Sweet Pea's Graduation
My intent was to make a large part of this blog a diary of my parents' older years with dementia.  But I've felt awkward talking about the heartbreak, and the stress, and the twisted humor during this time.  I really want to share this, but I'm afraid of offending. I'm still trying to make up my mind on what to do, but the last 2 weeks have been overwhelming, so I feel compelled to write about it.


This week marks a milestone in this process with my parents.  Because, after a year of living in an independent retirement community, mom started middle-of-the-night-wandering to the point of actually MAKING IT OUTSIDE the facility, and my dad can't remember to set the door alarm, so it is obviously time to move mom into the Alzheimer unit, called The Courtyard.


After 61 years of being together, you can imagine the intense grief my dad feels.  Although she is out-of-touch, he is lost without her.  He is lonely.  And despondent.  (In my darkest moments, I pray the baldman will feel this way about me one day.)

Best Friends


To him, it is a love affair, a partnership, and now a marriage altered.  And this was a partnership he counted on, even when it was flawed.  What does he do without her?


I am filled with sorrow as I watch his heart breaking.




I am the 'bad cop,' the person who tells him to 'buck up, it's going to be okay, this is just the way it is.' But I feel like an imposter.  Because nothing I can say can make up for the broken dream of a twilight time enjoying their memories together.


On a positive note, she is in a much better place now.  Instead of her sleeping all day and being depressed, she is involved in activities.  I love seeing her (and her adorable page-boy haircut) happily involved in singing "If You're Happy and You Know It," making a craft project, or eating with her catatonic 'friend.'  (Yesterday she gave the baldman the peace sign as he walked by.)
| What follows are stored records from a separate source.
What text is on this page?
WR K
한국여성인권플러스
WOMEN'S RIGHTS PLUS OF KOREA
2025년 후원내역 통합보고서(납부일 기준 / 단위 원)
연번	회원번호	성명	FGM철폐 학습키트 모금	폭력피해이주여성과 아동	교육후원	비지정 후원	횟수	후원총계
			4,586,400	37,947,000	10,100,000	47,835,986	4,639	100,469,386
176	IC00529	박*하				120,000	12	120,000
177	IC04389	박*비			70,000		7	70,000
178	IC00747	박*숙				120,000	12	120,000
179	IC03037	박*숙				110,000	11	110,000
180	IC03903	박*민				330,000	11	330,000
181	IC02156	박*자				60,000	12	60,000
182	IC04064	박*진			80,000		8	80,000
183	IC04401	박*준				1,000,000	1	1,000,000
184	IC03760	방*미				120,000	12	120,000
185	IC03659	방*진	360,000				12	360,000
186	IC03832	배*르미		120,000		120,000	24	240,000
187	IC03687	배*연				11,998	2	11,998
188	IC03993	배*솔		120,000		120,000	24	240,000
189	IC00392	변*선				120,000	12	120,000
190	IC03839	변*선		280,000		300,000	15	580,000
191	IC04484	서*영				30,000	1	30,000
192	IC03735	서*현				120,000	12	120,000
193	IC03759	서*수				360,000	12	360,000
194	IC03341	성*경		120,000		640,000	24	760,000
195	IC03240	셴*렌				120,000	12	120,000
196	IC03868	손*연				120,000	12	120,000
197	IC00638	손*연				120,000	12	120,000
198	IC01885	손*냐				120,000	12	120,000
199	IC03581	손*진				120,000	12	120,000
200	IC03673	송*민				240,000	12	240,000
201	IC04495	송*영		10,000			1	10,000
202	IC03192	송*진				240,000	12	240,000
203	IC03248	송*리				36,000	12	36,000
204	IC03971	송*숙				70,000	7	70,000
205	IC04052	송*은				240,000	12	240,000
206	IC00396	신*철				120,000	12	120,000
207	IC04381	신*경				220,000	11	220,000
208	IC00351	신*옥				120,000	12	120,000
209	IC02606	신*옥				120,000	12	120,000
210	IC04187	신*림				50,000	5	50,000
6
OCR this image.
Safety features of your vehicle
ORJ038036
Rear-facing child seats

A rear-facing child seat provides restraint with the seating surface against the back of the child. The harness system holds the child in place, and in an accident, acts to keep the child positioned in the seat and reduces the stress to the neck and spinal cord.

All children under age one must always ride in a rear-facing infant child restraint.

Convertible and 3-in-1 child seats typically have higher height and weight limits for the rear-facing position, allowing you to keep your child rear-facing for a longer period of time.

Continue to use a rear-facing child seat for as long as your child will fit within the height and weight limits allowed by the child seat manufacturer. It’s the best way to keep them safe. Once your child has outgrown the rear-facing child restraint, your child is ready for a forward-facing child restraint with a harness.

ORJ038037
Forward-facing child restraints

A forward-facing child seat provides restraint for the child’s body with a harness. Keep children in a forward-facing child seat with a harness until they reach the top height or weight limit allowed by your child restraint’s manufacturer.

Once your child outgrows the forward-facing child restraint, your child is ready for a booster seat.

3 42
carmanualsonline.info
I've come to terms that my beloved mother is now in a child state.  But so often I remember our closeness as she raised me, and the fact that I could share anything with her.  She was an incredible mother--she could empathize with me and still provide constructive criticism. I still remember her mantra:  "make decisions with your mind, not your emotions."  She was witty and hard-working and understanding.  She told great stories and created incredible scavenger hunts with silver dollars as the prize.  She was a nurturer and a good woman.



Mom with little Sweet Pea

Mom had a genius-level IQ, and made historical strides in the field of nursing. She was understanding and kind, but yet a fearsome feminist--who did her very best in launching the first Church of Christ university Nursing Program at Harding University--in the midst of the still-very-chauvinistic-and-discriminative-South.  She loved Harding and gave her all to create a nursing program at the very excellent best of the field; so that her graduates would be at the top of their profession.  And she achieved this goal.  Her efforts launched one of the best nursing schools in the country--which continues today.

With Dr. Carr at Harding

With all of this noted, I watch her. . . clutching a blanket and looking hopefully confused. . . and I cry hopeless tears.




Why?  What caused this?  Why can't we fix it?  I miss her!!  I miss my mom.



Lord, please help me.  And please, please comfort my father.

1 comment:

  1. What a sweet and realistic blog post, Donna! I totally understand what you are going through as I have gone through many years with my mom and vascular dementia. It is a hard thing to watch happen to such vibrant, independent people. What I learned through the process is that there is still a part of them, as distant as it may be, that is the core of who they are, and that you are able to see as a daughter. Love and prayers for strength as you go through this with your wonderful parents!